[3] The STROBE Statement was developed by the STROBE Initiative, an international collaboration of epidemiologists, methodologists, statisticians, researchers and journal editors with the aim to assist authors when writing up analytical observational studies, to support editors and reviewers when considering such articles for publication, and to help readers when critically appraising published articles.
[4] There are many extensions to the STROBE Statement which cover a variety of different topic domains such as nutritional epidemiology,[5][6][7] genetic association studies,[8] rheumatology,[9][10] molecular epidemiology,[11] infectious disease molecular epidemiology,[12] respondent-driven sampling,[13] routinely collected health data[14][15] (e.g., health administrative data, electronic health records, and registry data), antimicrobial stewardship programs,[16] seroepidemiologic studies for influenza,[17] medical abortion, simulation-based research, newborn infection,[18] veterinary,[19] and sports injury and illness.

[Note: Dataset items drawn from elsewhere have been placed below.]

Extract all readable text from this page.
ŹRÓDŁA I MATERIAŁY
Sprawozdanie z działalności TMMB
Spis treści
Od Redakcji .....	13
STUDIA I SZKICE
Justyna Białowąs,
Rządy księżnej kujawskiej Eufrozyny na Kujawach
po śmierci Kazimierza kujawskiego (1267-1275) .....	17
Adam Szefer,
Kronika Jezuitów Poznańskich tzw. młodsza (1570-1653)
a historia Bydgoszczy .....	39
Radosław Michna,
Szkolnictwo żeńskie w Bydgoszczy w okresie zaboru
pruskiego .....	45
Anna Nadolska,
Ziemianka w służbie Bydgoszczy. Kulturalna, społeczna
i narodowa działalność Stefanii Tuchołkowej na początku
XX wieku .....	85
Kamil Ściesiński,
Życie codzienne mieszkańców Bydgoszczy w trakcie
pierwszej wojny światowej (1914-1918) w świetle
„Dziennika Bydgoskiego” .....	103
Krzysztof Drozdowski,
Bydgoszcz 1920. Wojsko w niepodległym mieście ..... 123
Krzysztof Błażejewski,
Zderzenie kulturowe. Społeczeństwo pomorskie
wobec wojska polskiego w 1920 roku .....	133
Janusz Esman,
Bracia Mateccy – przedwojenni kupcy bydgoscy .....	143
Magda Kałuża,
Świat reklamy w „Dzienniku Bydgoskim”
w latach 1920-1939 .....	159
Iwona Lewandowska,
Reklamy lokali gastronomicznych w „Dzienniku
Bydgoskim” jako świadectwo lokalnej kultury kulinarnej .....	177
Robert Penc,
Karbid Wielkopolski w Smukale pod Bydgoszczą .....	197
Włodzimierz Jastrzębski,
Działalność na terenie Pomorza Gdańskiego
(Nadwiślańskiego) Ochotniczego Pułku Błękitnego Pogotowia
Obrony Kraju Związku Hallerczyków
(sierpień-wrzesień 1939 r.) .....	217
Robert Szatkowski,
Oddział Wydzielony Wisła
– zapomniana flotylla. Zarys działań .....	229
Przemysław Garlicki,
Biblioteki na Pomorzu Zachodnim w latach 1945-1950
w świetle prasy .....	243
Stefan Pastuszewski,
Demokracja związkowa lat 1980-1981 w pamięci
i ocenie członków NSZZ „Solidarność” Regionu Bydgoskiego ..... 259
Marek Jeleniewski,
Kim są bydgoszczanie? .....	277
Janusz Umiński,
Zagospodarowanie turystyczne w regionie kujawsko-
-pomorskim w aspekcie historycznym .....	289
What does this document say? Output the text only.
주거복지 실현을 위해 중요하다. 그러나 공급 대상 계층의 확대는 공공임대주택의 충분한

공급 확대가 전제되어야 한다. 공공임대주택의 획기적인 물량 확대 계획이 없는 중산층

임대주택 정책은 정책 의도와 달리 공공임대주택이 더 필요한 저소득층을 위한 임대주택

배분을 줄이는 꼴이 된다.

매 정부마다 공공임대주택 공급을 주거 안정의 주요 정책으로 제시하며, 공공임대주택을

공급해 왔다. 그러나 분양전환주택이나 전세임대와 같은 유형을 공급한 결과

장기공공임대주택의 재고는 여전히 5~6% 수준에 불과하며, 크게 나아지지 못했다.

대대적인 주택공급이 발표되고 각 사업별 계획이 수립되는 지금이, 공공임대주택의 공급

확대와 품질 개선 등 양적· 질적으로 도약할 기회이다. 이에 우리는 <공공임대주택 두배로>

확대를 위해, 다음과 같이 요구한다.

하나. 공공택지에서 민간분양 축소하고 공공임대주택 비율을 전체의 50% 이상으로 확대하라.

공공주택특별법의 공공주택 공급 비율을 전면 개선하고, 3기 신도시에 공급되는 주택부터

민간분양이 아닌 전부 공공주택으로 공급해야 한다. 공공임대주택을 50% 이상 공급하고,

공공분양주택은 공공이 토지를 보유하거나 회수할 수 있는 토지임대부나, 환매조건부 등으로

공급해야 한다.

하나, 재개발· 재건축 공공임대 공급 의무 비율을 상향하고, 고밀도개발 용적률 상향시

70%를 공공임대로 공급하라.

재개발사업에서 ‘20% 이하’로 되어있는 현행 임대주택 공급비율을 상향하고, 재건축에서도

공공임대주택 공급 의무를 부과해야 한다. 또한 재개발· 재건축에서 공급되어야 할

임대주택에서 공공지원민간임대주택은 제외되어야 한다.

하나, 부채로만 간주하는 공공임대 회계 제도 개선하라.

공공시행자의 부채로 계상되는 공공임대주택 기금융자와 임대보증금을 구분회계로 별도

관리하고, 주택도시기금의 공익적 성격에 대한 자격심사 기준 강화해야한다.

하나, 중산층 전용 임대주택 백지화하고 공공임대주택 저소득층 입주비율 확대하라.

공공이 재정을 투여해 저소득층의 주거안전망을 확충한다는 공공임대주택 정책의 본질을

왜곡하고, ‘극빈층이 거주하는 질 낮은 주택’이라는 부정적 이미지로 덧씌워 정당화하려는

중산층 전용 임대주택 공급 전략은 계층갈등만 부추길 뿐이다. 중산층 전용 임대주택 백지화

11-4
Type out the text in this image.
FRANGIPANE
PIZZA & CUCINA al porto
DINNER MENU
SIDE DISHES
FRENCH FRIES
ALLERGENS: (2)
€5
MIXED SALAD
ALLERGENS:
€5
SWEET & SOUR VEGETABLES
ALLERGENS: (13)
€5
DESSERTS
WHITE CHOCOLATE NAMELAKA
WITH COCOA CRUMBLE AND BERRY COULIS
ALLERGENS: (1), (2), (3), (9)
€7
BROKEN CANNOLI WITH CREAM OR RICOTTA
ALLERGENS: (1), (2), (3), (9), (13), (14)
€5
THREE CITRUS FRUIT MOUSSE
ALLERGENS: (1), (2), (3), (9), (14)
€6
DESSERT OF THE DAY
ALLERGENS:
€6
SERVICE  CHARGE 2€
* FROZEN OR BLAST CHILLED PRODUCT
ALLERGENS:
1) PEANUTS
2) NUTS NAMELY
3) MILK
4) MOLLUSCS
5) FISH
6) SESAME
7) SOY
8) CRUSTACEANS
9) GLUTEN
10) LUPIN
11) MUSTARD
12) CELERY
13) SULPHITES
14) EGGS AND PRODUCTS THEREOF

An assessment of extension content[22] as well as a survey of authors of observational studies[23][24] provided several areas to improve upon.
The STROBE Statement has also been adapted as a public, open-source repository for epidemiological research methods and reporting skills for observational studies.
Epidemiologists, statisticians, and public health researchers are able to comment and edit the tool to inform future updates of the reporting guideline.